At that moment Jim and Anita Camden were sitting on folding chairs in the middle of their two-car garage. The car had been moved outside to make room for their work. Around them, on both sides of the open room, long shelves held an eclectic assortment of cardboard boxes, each one a repository of some bit of their personal histories, the remnants of forty-nine years together….of the two of them as newly-weds, the satisfying family years, raising Larry and Ann in their comfortable Tanner home, and finally the empty-nest years that had led to their present quandary.
They were effectively surrounded by their own past. As always it would be about choices, Jim reminded himself….suddenly captured by that insight. The persons they had become and the lives they had created were the results of choices made along the way. Now, awash in the unexpected anxiety that accompanies a financially necessary change, they were about to come face to face with stark reminders of that past.
Each of those boxes contained the evidence of earlier choices….reminders of once-special times that he or she had thought important enough to transport into their future. As they prepared to revisit decisions made for reasons they perhaps did not remember, they sensed the ghostly presence of times past.
The task itself, as Jim had explained, was simple enough. It would involve a new round of choices….deciding what to keep, what the children wanted, what to give away, and what to consign to the trash barrel. It would take a while, but it was time to begin….at least until Jim watched his wife’s head sink into her cradling hands.

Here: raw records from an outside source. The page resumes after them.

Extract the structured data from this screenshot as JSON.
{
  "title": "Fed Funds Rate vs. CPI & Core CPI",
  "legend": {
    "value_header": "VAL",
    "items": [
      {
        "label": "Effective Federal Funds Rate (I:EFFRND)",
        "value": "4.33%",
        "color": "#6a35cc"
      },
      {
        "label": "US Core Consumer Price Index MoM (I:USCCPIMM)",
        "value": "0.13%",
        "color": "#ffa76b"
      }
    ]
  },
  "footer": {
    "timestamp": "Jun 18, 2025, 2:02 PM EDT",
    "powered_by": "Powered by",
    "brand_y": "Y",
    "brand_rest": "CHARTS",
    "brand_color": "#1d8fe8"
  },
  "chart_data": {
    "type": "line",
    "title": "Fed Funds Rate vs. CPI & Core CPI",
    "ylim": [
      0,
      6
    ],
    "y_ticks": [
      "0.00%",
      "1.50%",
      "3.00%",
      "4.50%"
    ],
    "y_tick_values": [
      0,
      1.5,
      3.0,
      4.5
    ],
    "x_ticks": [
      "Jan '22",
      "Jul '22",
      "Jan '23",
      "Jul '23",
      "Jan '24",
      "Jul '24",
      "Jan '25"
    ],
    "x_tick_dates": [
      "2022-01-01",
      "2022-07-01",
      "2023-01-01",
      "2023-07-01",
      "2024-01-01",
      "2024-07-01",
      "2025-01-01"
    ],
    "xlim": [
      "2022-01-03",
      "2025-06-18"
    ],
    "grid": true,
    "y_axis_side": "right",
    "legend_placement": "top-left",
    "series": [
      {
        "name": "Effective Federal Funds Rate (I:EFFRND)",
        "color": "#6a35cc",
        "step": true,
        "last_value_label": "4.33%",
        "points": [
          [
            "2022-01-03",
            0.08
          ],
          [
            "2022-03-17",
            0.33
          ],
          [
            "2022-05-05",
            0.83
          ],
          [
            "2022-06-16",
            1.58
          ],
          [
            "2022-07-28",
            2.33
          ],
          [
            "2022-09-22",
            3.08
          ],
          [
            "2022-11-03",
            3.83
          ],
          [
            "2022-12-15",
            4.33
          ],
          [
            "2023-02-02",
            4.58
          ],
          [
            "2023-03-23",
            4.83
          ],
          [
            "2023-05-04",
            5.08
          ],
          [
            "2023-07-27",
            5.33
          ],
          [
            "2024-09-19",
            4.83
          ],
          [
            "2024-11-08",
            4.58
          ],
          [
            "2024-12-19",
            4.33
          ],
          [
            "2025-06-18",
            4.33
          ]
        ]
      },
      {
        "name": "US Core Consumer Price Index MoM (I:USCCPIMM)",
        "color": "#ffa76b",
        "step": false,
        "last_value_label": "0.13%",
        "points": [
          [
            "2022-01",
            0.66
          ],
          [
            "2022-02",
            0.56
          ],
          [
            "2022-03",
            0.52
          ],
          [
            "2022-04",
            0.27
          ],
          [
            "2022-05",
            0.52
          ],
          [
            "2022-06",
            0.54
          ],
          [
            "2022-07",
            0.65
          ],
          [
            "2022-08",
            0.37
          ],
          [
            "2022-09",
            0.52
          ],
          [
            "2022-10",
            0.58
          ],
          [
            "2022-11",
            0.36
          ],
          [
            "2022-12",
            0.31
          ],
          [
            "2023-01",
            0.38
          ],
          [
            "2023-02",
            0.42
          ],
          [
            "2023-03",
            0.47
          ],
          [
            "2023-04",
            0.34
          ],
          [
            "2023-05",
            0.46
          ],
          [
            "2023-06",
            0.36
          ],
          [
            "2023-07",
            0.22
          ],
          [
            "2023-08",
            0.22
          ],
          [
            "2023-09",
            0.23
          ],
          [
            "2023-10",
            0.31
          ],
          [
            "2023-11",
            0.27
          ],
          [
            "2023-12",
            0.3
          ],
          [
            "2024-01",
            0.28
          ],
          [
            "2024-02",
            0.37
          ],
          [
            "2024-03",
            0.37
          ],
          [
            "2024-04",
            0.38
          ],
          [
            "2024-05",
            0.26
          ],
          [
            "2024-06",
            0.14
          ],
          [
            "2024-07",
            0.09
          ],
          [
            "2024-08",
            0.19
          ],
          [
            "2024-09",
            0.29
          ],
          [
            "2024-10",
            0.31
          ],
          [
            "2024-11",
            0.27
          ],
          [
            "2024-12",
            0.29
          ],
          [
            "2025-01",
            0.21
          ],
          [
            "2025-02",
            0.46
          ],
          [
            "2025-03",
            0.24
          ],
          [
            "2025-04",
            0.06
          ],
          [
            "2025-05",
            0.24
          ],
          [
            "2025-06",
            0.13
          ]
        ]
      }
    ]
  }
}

“How can we do this?” Anita whimpered. “We ought to keep it all. Every bit of it is important. It was then, and it still is.”
It was not a time to be debating the logic of what must be done. He knew better than that. Instead, it was time for kid gloves and going slow, allowing her to proceed at her own naturally-reserved pace.
On the other hand, the story Best Friends and Promises illustrates a very different sort of downsizing. Aaron Peck’s wife has been moved to an Alzheimer’s ward and the big house must be sold to pay for her care. Again, it was about choices….choices he must make for the two of them---choices he wished he could avoid.
In early March the house on Elm Street, their home for forty-eight years, was sold. For Aaron the troublesome process of selling….meetings with the realtor, leaving the house when it was being shown, the final round of paperwork…. triggered a renewed sense of loss.
For days he sorted and packed, urging their daughters to select the mementos they wanted for themselves. In the end he avoided the weekend garage sale they held to dispose of the remaining items. It was more than Aaron was willing to bear, watching the remnants of a lifetime with Leona being sold off as casual collectibles to unknowing strangers.
Finally the dreaded day came. The home where their life together had been lived belonged to strangers. The girls went back to Portland and Aaron sat alone in the cramped living room of his Samson Street apartment, mourning the loss of what had always been their home, and the reasons that had made it necessary.
Downsizing….some of us will choose to avoid those trials and all that goes with them by doing nothing, leaving family and friends to deal with that after they are gone. For the rest of us the process will be a bitter-sweet visit to earlier times ….a return that is bound to include hard choices and occasional regret.
Finally, if you know someone who is or might be facing their own downsizing challenge you might pass this post on to them. Perhaps they need to know that even though the choices will be hard, and they may not agree about what is worth saving….once they are done the remaining doubts they feel are quite normal. In the end it is a matter of life-balance….one way or another we are destined to part with all that stuff we have saved to remind us of what once was.